The First 20 Hours: How to Learn Anything . . . Fast! by Kaufman Josh
Author:Kaufman, Josh [Kaufman, Josh]
Language: eng
Format: epub, mobi, pdf
Publisher: Penguin Group US
Published: 2013-06-13T00:00:00+00:00
Rage Against the Machine
I want to clarify something: the process I described sounds very linear and straightforward. That’s because, up to now, I’ve been describing what worked, not what didn’t.
Coding a useful, working web application is a bit like putting together a puzzle with a few extra challenges: you don’t know which pieces exist, you have to create some of the pieces yourself, and if you make a mistake, the puzzle explodes.
Here’s what my programming process actually looked like: I’d come up with an idea for how I thought part of the program would work.

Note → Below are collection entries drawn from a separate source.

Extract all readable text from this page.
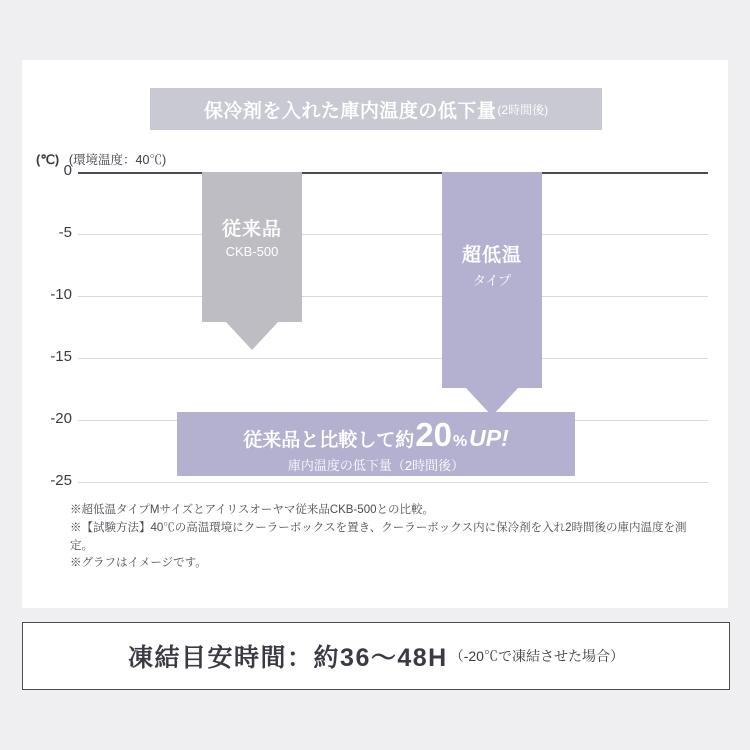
保冷剤を入れた庫内温度の低下量 (2時間後)
(℃) (環境温度：40℃)
0
-5
-10
-15
-20
-25
従来品
CKB-500	超低温
タイプ
従来品と比較して約 20 % UP!
庫内温度の低下量（2時間後）
※超低温タイプMサイズとアイリスオーヤマ従来品CKB-500との比較。
※【試験方法】40℃の高温環境にクーラーボックスを置き、クーラーボックス内に保冷剤を入れ2時間後の庫内温度を測定。
※グラフはイメージです。
凍結目安時間：約36〜48H （-20℃で凍結させた場合）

I wrote some code, tested it, and it broke the program. I’d try to modify it. Sometimes my change would fix the program, sometimes it wouldn’t, and sometimes it would break even more things. If I got seriously stuck, I’d search for the error message or library on Stack Overflow or Google.
When you’re still learning what everything does, your application is broken way more often than it’s working. You also learn about the value of things like version control, which lets you roll back your code to a previous working version.

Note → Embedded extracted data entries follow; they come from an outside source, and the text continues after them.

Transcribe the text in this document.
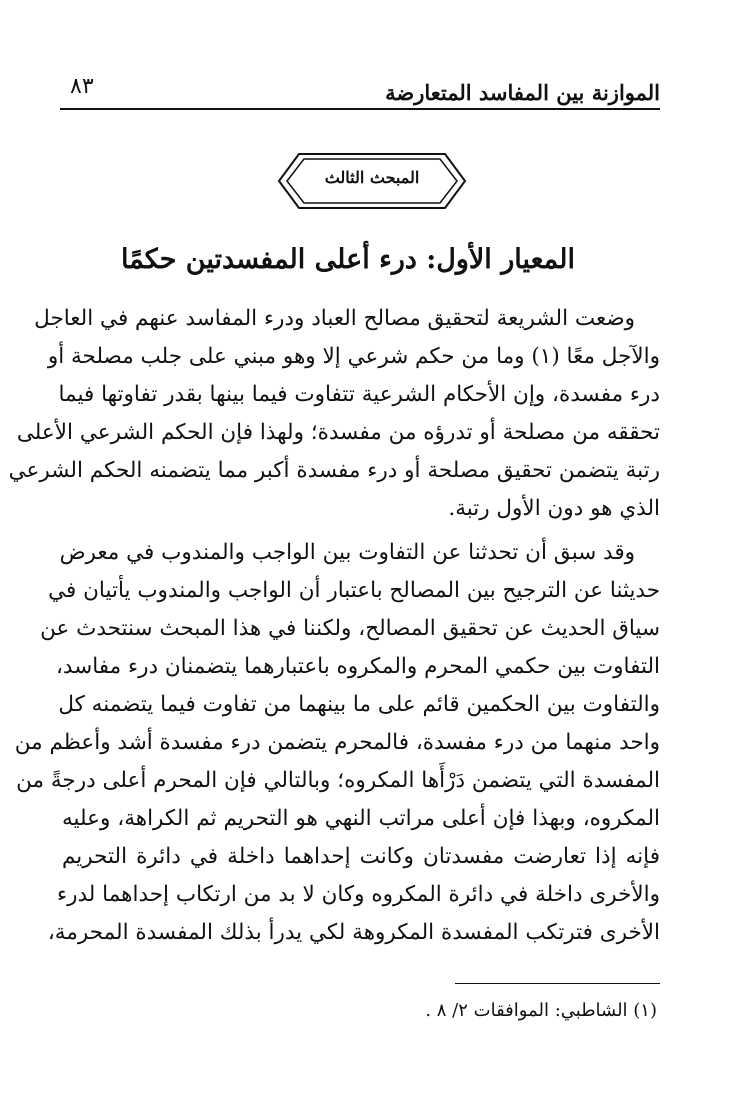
الموازنة بين المفاسد المتعارضة
٨٣
المبحث الثالث
المعيار الأول: درء أعلى المفسدتين حكمًا
وضعت الشريعة لتحقيق مصالح العباد ودرء المفاسد عنهم في العاجل
والآجل معًا (١) وما من حكم شرعي إلا وهو مبني على جلب مصلحة أو
درء مفسدة، وإن الأحكام الشرعية تتفاوت فيما بينها بقدر تفاوتها فيما
تحققه من مصلحة أو تدرؤه من مفسدة؛ ولهذا فإن الحكم الشرعي الأعلى
رتبة يتضمن تحقيق مصلحة أو درء مفسدة أكبر مما يتضمنه الحكم الشرعي
الذي هو دون الأول رتبة.
وقد سبق أن تحدثنا عن التفاوت بين الواجب والمندوب في معرض
حديثنا عن الترجيح بين المصالح باعتبار أن الواجب والمندوب يأتيان في
سياق الحديث عن تحقيق المصالح، ولكننا في هذا المبحث سنتحدث عن
التفاوت بين حكمي المحرم والمكروه باعتبارهما يتضمنان درء مفاسد،
والتفاوت بين الحكمين قائم على ما بينهما من تفاوت فيما يتضمنه كل
واحد منهما من درء مفسدة، فالمحرم يتضمن درء مفسدة أشد وأعظم من
المفسدة التي يتضمن دَرْأَها المكروه؛ وبالتالي فإن المحرم أعلى درجةً من
المكروه، وبهذا فإن أعلى مراتب النهي هو التحريم ثم الكراهة، وعليه
فإنه إذا تعارضت مفسدتان وكانت إحداهما داخلة في دائرة التحريم
والأخرى داخلة في دائرة المكروه وكان لا بد من ارتكاب إحداهما لدرء
الأخرى فترتكب المفسدة المكروهة لكي يدرأ بذلك المفسدة المحرمة،
(١) الشاطبي: الموافقات ٢/ ٨ .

Remember when I mentioned I didn’t really grok what git was for? It’s for this: if you’re editing files and something breaks, you may not be able to find what’s broken. Rolling back to a previous version that works is a godsend and a relief. If you can’t, you panic.
Around the point where I started coding the Add to Sidebar feature, I broke the application. I tried to find what I did wrong, but I couldn’t figure it out. If I had hair on my head, I would’ve torn it out.

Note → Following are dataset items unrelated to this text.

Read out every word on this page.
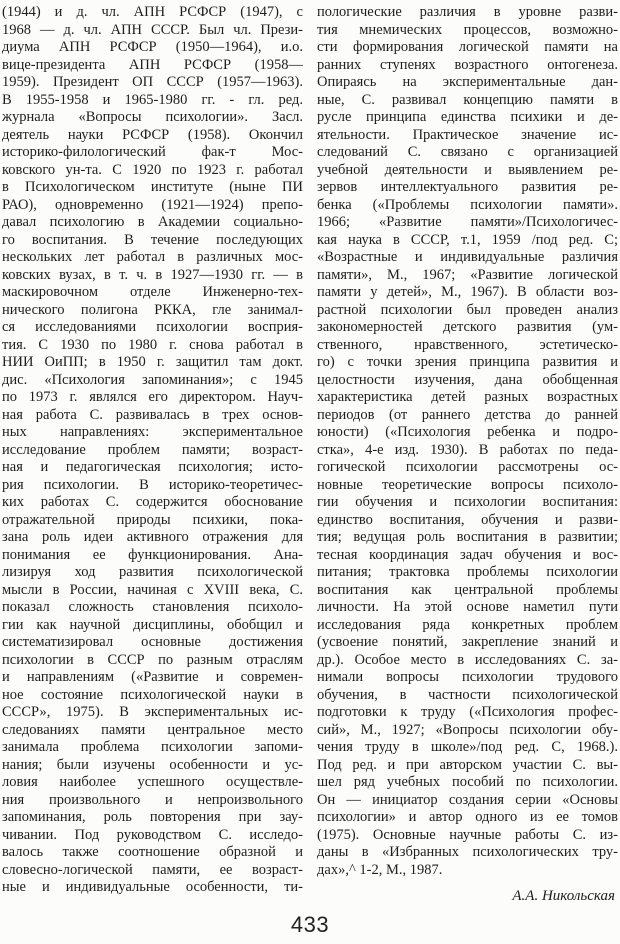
(1944) и д. чл. АПН РСФСР (1947), с
1968 — д. чл. АПН СССР. Был чл. Прези-
диума АПН РСФСР (1950—1964), и.о.
вице-президента АПН РСФСР (1958—
1959). Президент ОП СССР (1957—1963).
В 1955-1958 и 1965-1980 гг. - гл. ред.
журнала «Вопросы психологии». Засл.
деятель науки РСФСР (1958). Окончил
историко-филологический фак-т Мос-
ковского ун-та. С 1920 по 1923 г. работал
в Психологическом институте (ныне ПИ
РАО), одновременно (1921—1924) препо-
давал психологию в Академии социально-
го воспитания. В течение последующих
нескольких лет работал в различных мос-
ковских вузах, в т. ч. в 1927—1930 гг. — в
маскировочном отделе Инженерно-тех-
нического полигона РККА, гле занимал-
ся исследованиями психологии восприя-
тия. С 1930 по 1980 г. снова работал в
НИИ ОиПП; в 1950 г. защитил там докт.
дис. «Психология запоминания»; с 1945
по 1973 г. являлся его директором. Науч-
ная работа С. развивалась в трех основ-
ных направлениях: экспериментальное
исследование проблем памяти; возраст-
ная и педагогическая психология; исто-
рия психологии. В историко-теоретичес-
ких работах С. содержится обоснование
отражательной природы психики, пока-
зана роль идеи активного отражения для
понимания ее функционирования. Ана-
лизируя ход развития психологической
мысли в России, начиная с XVIII века, С.
показал сложность становления психоло-
гии как научной дисциплины, обобщил и
систематизировал основные достижения
психологии в СССР по разным отраслям
и направлениям («Развитие и современ-
ное состояние психологической науки в
СССР», 1975). В экспериментальных ис-
следованиях памяти центральное место
занимала проблема психологии запоми-
нания; были изучены особенности и ус-
ловия наиболее успешного осуществле-
ния произвольного и непроизвольного
запоминания, роль повторения при зау-
чивании. Под руководством С. исследо-
валось также соотношение образной и
словесно-логической памяти, ее возраст-
ные и индивидуальные особенности, ти-
пологические различия в уровне разви-
тия мнемических процессов, возможно-
сти формирования логической памяти на
ранних ступенях возрастного онтогенеза.
Опираясь на экспериментальные дан-
ные, С. развивал концепцию памяти в
русле принципа единства психики и де-
ятельности. Практическое значение ис-
следований С. связано с организацией
учебной деятельности и выявлением ре-
зервов интеллектуального развития ре-
бенка («Проблемы психологии памяти».
1966; «Развитие памяти»/Психологичес-
кая наука в СССР, т.1, 1959 /под ред. С;
«Возрастные и индивидуальные различия
памяти», М., 1967; «Развитие логической
памяти у детей», М., 1967). В области воз-
растной психологии был проведен анализ
закономерностей детского развития (ум-
ственного, нравственного, эстетическо-
го) с точки зрения принципа развития и
целостности изучения, дана обобщенная
характеристика детей разных возрастных
периодов (от раннего детства до ранней
юности) («Психология ребенка и подро-
стка», 4-е изд. 1930). В работах по педа-
гогической психологии рассмотрены ос-
новные теоретические вопросы психоло-
гии обучения и психологии воспитания:
единство воспитания, обучения и разви-
тия; ведущая роль воспитания в развитии;
тесная координация задач обучения и вос-
питания; трактовка проблемы психологии
воспитания как центральной проблемы
личности. На этой основе наметил пути
исследования ряда конкретных проблем
(усвоение понятий, закрепление знаний и
др.). Особое место в исследованиях С. за-
нимали вопросы психологии трудового
обучения, в частности психологической
подготовки к труду («Психология профес-
сий», М., 1927; «Вопросы психологии обу-
чения труду в школе»/под ред. С, 1968.).
Под ред. и при авторском участии С. вы-
шел ряд учебных пособий по психологии.
Он — инициатор создания серии «Основы
психологии» и автор одного из ее томов
(1975). Основные научные работы С. из-
даны в «Избранных психологических тру-
дах»,^ 1-2, М., 1987.
А.А. Никольская
433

That’s when you learn the value of git branch and git merge: you can create experimental copies of your program, then make your modifications. If your code works, you can merge it back into the master copy. If you screw things up, you can delete your experimental branch without losing all of your previous work.
Programming is hard, and there are millions of ways to screw it up. The computer is unforgiving, and doesn’t suffer ill-formed commands. Likewise, it’s easy to overlook little details that produce unexpected results. I was having a terrible time with a bug that was saving a bunch of blank records to the database, which showed up on the “List all” page.
Every time I viewed the page, more phantom pages would appear in the list, and I couldn’t figure out where they were coming from. It ended up being a bug in the “list all” route: I was using an incorrect command to retrieve the records from the database.
Every time I broke something, I learned something. That’s one of the hidden benefits of programming. The computer is the fastest of all feedback loops. If you do something wrong, you know it right away. If you do it right, you get to see the results of your work immediately. If you can avoid the impulse to throw your computer across the room, the instant feedback can make programming quite addictive.